しかし、1月の日銀金融政策決定会合での利上げ(0.25%から0.5%へ)に向けた円買いもあり、ドル円は高値から反転した。2月に入り、トランプ米大統領がカナダ・メキシコ・中国への追加関税を発表すると、世界経済の先行き不透明感からドルは全面安の流れとなった。さらに4月2日、「リベレーション・デー(解放の日)関税」と呼ばれる広範な関税パッケージが発表されたことで、ドル売りが加速。ドル円が年間安値となる139円89銭を付けた4月22日時点の通貨ペアの騰落率を見ると、年初来でドル円が11%のドル安・円高、ユーロドルが10.3%のユーロ高・ドル安、ポンドドルが6.5%のポンド高・ドル安となっており、ドルは主要通貨に対して大きく売られた。
その後、夏にかけてはドル安に加え、円安が広がる展開となった。1月に利上げを行った日銀の追加利上げは当面先との見方が強まった一方、2024年後半に計1%の利下げを行った米連邦準備制度理事会(FRB)が2025年に入って政策金利を据え置いたことが、日米金利差を意識したドル買い・円売りを誘発した。ドル円は145円を中心とした推移を経て、8月1日には150円92銭まで上昇。150円台の維持には失敗したものの、10月初めまでは145~150円のレンジ取引が続いた。一方、対ドルでは他通貨の強さが目立ち、ユーロドルは9月に年間高値となる1.1919ドルを記録している。
ユーロ円は、ユーロ高・ドル安とドル高・円安の両面から押し上げられた。2月28日の安値154円80銭から、9月には175円05銭と20円超も上昇。ポンド円や豪ドル円なども、春の安値から右肩上がりの推移となった。
10月に入ると円安がさらに加速する。10月4日の自民党総裁選で下馬評を覆し、高市早苗氏が新総裁に選出され、その後首相に就任した。同氏の積極財政路線を背景に株高が進む一方、財政赤字拡大懸念などによる円売りが進行し、「高市トレード」と呼ばれる動きとなった。ドル円は11月20日に157円89銭まで上昇し、4月までの円高分をほぼ解消した。円が全面安となる中、ユーロ円は連日のように史上最高値を更新し、12月22日には184円92銭に到達。スイスフラン円も史上最高値を更新し、ポンド円は2008年以来の高値を付けるに至っている。
●2026年の注目材料、FRB金融政策と議長人事
次に、2026年の相場展開に影響を与えるとみられる主要なポイントを整理してみよう。

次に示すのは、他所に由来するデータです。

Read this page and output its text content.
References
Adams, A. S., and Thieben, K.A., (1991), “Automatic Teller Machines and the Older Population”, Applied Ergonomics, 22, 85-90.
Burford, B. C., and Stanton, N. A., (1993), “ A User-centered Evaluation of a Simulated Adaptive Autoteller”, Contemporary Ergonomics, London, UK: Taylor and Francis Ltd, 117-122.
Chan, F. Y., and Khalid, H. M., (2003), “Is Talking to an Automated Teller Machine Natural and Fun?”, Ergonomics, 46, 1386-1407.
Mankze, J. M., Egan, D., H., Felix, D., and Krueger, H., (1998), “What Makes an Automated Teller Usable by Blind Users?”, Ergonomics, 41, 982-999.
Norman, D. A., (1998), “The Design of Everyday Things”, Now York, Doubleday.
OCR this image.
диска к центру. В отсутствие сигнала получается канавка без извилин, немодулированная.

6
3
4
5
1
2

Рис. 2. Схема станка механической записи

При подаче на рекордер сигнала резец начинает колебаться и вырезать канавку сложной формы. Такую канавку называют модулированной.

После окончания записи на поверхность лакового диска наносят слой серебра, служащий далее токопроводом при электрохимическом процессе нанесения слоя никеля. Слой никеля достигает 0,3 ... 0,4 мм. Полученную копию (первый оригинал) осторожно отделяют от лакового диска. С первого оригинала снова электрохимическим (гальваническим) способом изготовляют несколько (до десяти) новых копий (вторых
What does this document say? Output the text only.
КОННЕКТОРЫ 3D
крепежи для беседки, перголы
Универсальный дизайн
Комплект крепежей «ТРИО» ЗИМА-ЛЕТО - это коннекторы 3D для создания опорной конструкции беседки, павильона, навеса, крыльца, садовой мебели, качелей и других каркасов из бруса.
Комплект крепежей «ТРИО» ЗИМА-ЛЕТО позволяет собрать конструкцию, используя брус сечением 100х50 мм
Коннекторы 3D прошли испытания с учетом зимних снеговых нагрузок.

最大の注目材料は、FRBの金融政策となる。2025年12月の米連邦公開市場委員会(FOMC)で示されたドットプロット(FOMCメンバーによる政策金利見通し)では、2026年末の政策金利見通しの中央値は3.25~3.50%となった。これは現状(3.50~3.75%)から年1回の利下げを示唆するものとなっている。しかし、短期金利市場などでの織り込みは年2回以上の利下げが主流であり、当局と市場の見通しには乖離が生じている。
この乖離を埋める鍵となるのが、米国の雇用情勢である。12月16日に発表された11月の米雇用統計では失業率が4.6%と、9月の4.4%から悪化した(10月分は連邦政府機関閉鎖の影響で欠測)。米労働省(DOL)公表の6種の失業率のうち最も広義の失業率であるU6失業率も8.0%から8.7%へ大幅に悪化している。こうした労働市場の冷え込みが2026年も継続すれば、FRBは想定以上の利下げを迫られる可能性が高い。